Arts and Sciences · Laurel

Old-Time Laurels refuse to listen to New Research by Younger Members 

BARONY OF JARARVELLIR, NORTHSHIELD – Long gone are the days when SCAdians attempted to document stretch panné velvet, but that’s not stopping Mistress Eowyn Greywind of House Dragonfire, who received her Laurel in 1982 for her exquisite use of the Betty Crocker Cookbook at feasts. Mistress Eowyn grimaced when asked about her disposition. “These millennial brats,” she spat. “Who are THEY to tell me what is and isn’t period?! Everybody knows spices were used to cover up bad meat, and that people drank ale or cider because the water wasn’t safe!” 

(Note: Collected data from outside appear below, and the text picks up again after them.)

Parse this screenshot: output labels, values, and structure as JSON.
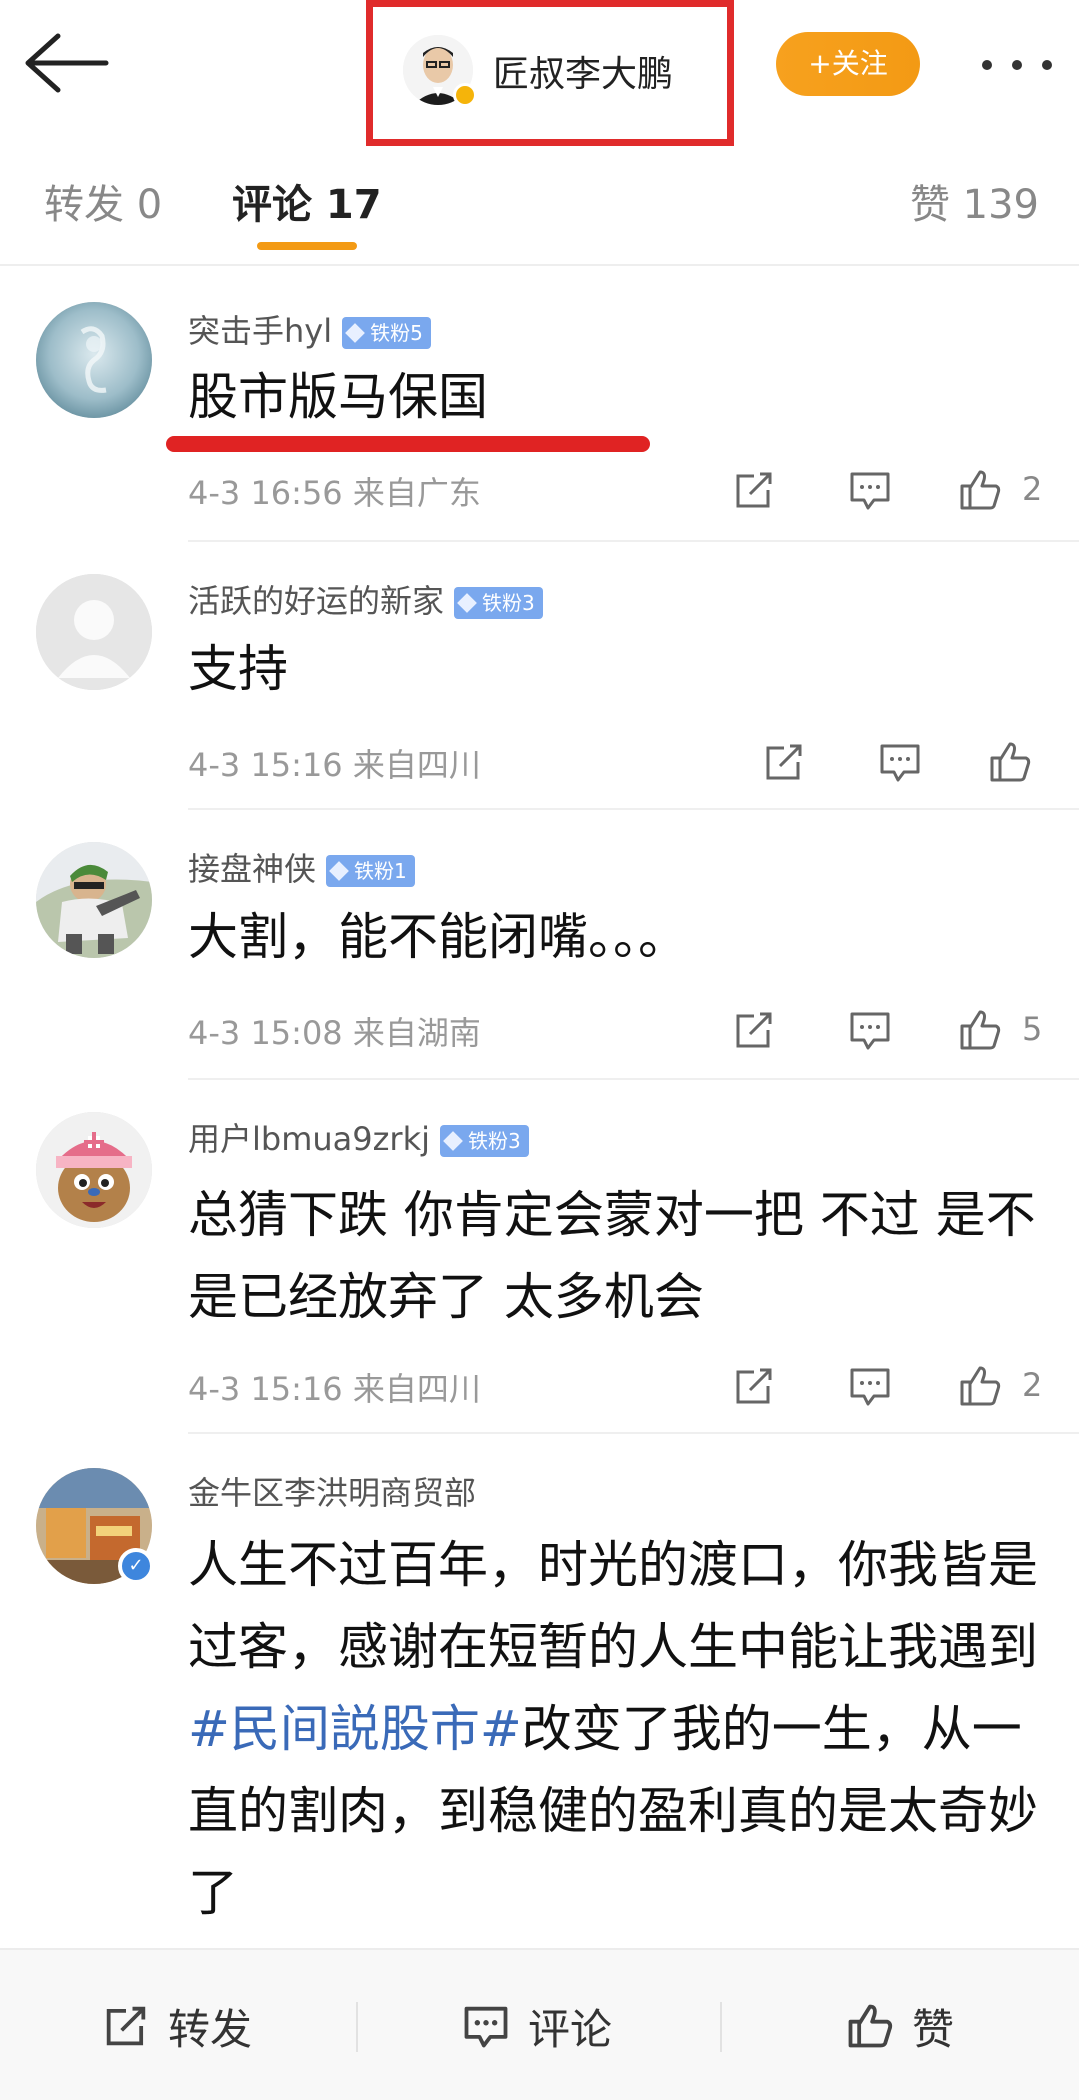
{
  "header": {
    "author_name": "匠叔李大鹏",
    "follow_label": "+关注"
  },
  "tabs": {
    "repost": "转发 0",
    "comments": "评论 17",
    "likes": "赞 139"
  },
  "comments": [
    {
      "user": "突击手hyl",
      "badge": "铁粉5",
      "text": "股市版马保国",
      "meta": "4-3 16:56 来自广东",
      "likes": "2"
    },
    {
      "user": "活跃的好运的新家",
      "badge": "铁粉3",
      "text": "支持",
      "meta": "4-3 15:16 来自四川",
      "likes": ""
    },
    {
      "user": "接盘神侠",
      "badge": "铁粉1",
      "text": "大割，能不能闭嘴。。。",
      "meta": "4-3 15:08 来自湖南",
      "likes": "5"
    },
    {
      "user": "用户lbmua9zrkj",
      "badge": "铁粉3",
      "text": "总猜下跌 你肯定会蒙对一把  不过 是不是已经放弃了 太多机会",
      "meta": "4-3 15:16 来自四川",
      "likes": "2"
    },
    {
      "user": "金牛区李洪明商贸部",
      "text_before": "人生不过百年，时光的渡口，你我皆是过客，感谢在短暂的人生中能让我遇到",
      "hashtag": "#民间説股市#",
      "text_after": "改变了我的一生，从一直的割肉，到稳健的盈利真的是太奇妙了"
    }
  ],
  "bottom_bar": {
    "repost": "转发",
    "comment": "评论",
    "like": "赞"
  },
  "colors": {
    "accent_orange": "#f39a14",
    "highlight_red": "#e02b2b",
    "fan_badge": "#7aa8ee",
    "hashtag_blue": "#3a6ab8"
  }
}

On the other side of the argument is Magistra Fausta Julia Secunda, known modernly as Dr. Marie Cassaro, a renowned food archaeologist and historian who has done groundbreaking work extracting extant contents from ancient amphorae. In addition to being one of the newest culinary laurels in Northshield, she also teaches at the University of Wisconsin – Madison as a chaired professor in Anthropology.

Returning from her trip to Crete where she excavated a Roman taberna near a port, Magistra Fausta was immediately accosted online by Mistress Eowyn, who lives in the Shire of Border Downs and hasn’t left her home in South Dakota in fifteen years. “HOW DARE YOU UNDO YEARS AND YEARS OF MY RESEARCH!” Eowyn screeched in caps lock, despite not releasing any new findings to the Society since her elevation, “I KNOW MORE ABOUT ROMAN FOOD THAN YOU DO! YOU KIDS NEED TO KNOW YOUR PLACE AND RESPECT YOUR ELDERS IN THE SOCIETY!” 

Magistra Fausta replied that she was in her 40s, and not a “kid”, and that she dug up pottery, not dinosaurs.